In September, Heat announced that it had resumed enrollment in its Phase 1b trial evaluating HS-110 in combination with nivolumab (Opdivo), a Bristol-Myers Squibb anti-PD-1 checkpoint inhibitor, for the treatment of non-small cell lung cancer (NSCLC). The decision to resume trial enrollment was based on the encouraging data reported in June, including two clinical responses in "cold tumor" patients. There are currently 15 patients enrolled and the Company expects to report topline 6-month data on the first eight of these patients before year end.
In July, Heat announced that preclinical findings from its ComPACT platform technology were published online in the journal "Cancer Immunology Research." Heat demonstrated that its ComPACT technology secreting the co-stimulator OX40L enhanced tumor rejection in two cancer tumor types compared to OX40 agonist antibody treatment. Heat also reported that ComPACT-enhanced antigen-specific T cell infiltration into tumors improved memory T cell responses and demonstrated greater specificity than OX40 agonist antibody treatments.

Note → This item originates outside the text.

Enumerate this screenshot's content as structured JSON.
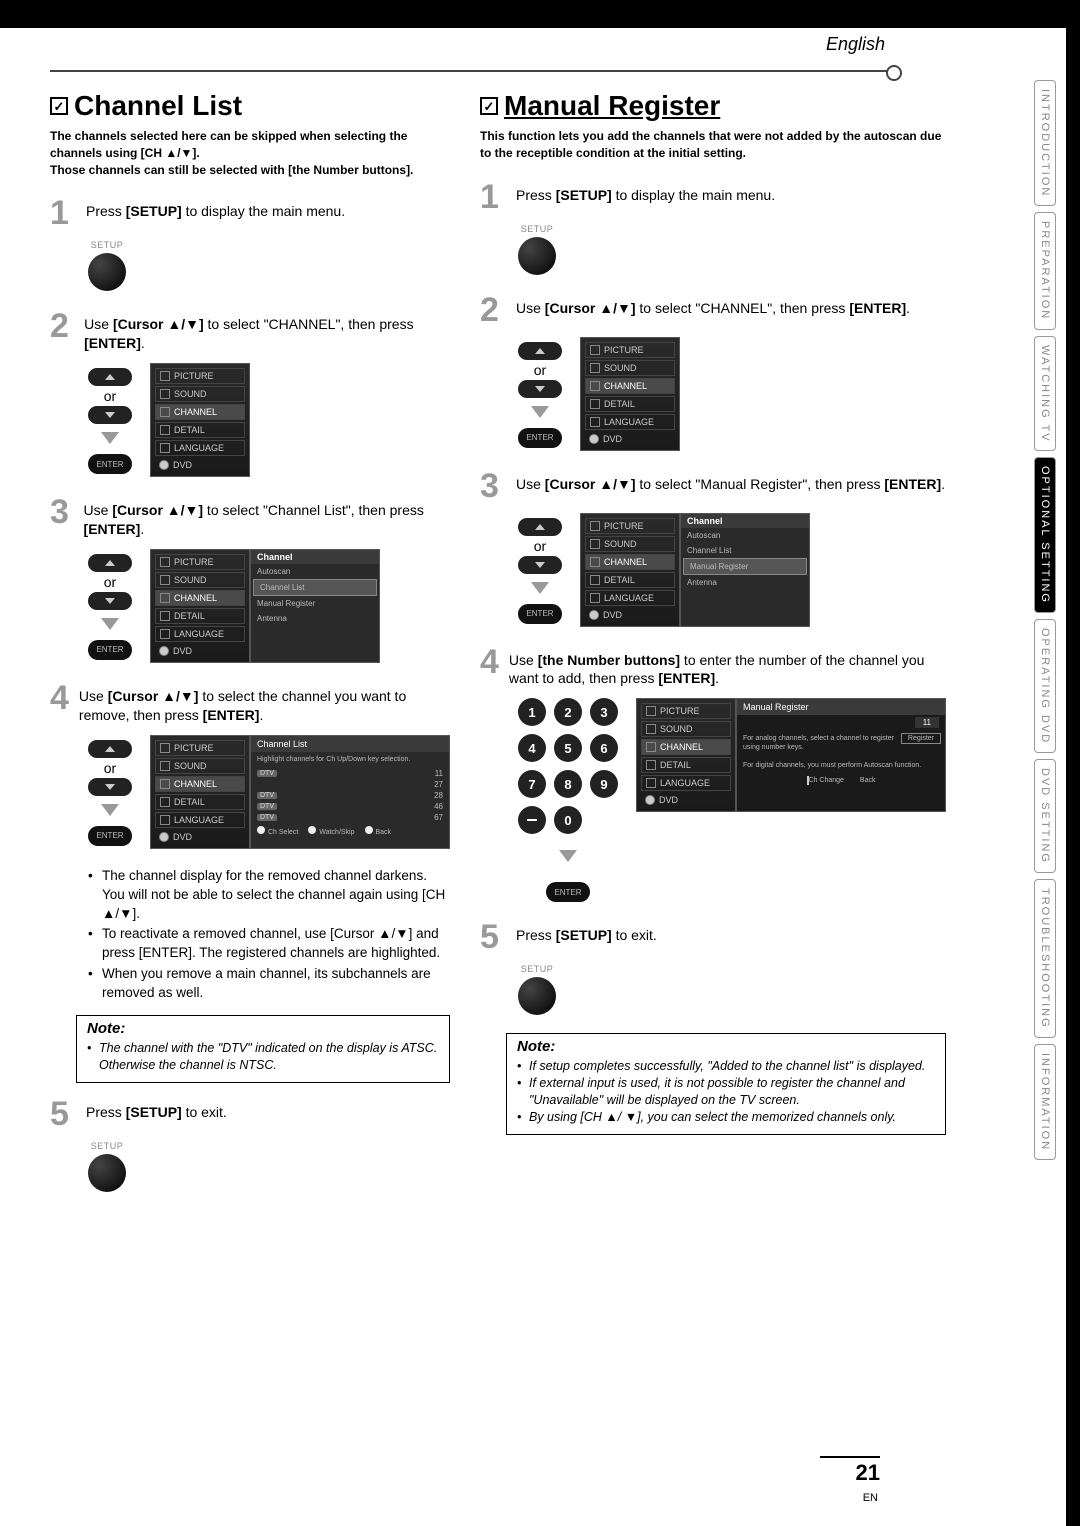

Third Quarter 2016 Financial Highlights

Research and development (R&D) expenses decreased to approximately $0.6 million in the third quarter of 2016 compared to approximately $0.7 million in the third quarter of 2015, a decrease of approximately $0.1 million. The decrease is primarily attributable to reductions in consultant fees and a decrease in compensation costs attributable to deferral of salary as part of our cost-savings plan.
Clinical and regulatory expenses decreased to approximately $1.1 million in the third quarter of 2016 compared to approximately $3.7 million in the third quarter of 2015, a decrease of approximately $2.6 million. The decrease is primarily attributable to reductions in clinical trial execution costs.
General and administrative (G&A) expenses decreased to approximately $0.8 million in the third quarter of 2016 compared to approximately $0.9 million in the third quarter of 2015, a decrease of $0.1 million. The decrease is attributable to a reduction in compensation costs and work force reductions as part of the cost-savings plan.
Net loss for the third quarter of 2016 was $1.7 million compared to a net loss of $5.4 million for the third quarter of 2015.
Nine Months Ended September 30, 2016 Financial Highlights

R&D expenses decreased to approximately $1.5 million for the nine months ended September 30, 2016 compared to approximately $1.8 million for the nine months ended September 30, 2015, a decrease of approximately $0.3 million. The decrease is attributable to reductions in patent, license and other professional fees, as well as a decrease in consultant expense and a decrease in compensation costs attributable to deferral in salary as part of our cost-savings initiatives.
Clinical and regulatory expenses decreased to approximately $5.6 million for the nine months ended September 30, 2016 compared to approximately $9.2 million for the nine months ended September 30, 2015, a decrease of approximately $3.6 million. The decrease is primarily attributable to reductions in clinical trial execution expenses.
G&A expenses decreased to approximately $2.9 million for the nine months ended September 30, 2016 compared to approximately $3.1 million for the nine months ended September 30, 2015, a decrease of approximately $0.2 million. The decrease is primarily attributable to a decrease in compensation costs attributable to deferral of salary and work force reductions as part of our cost-savings plan.
Net loss for the nine months ended September 30, 2016 was $9.4 million compared to a net loss of $14.4 million for the nine months ended September 30, 2015.
Cash and cash equivalents totaled approximately $8.5 million at September 30, 2016 compared to cash, cash equivalents and short-term investments which totaled approximately $11.6 million at December 31, 2015.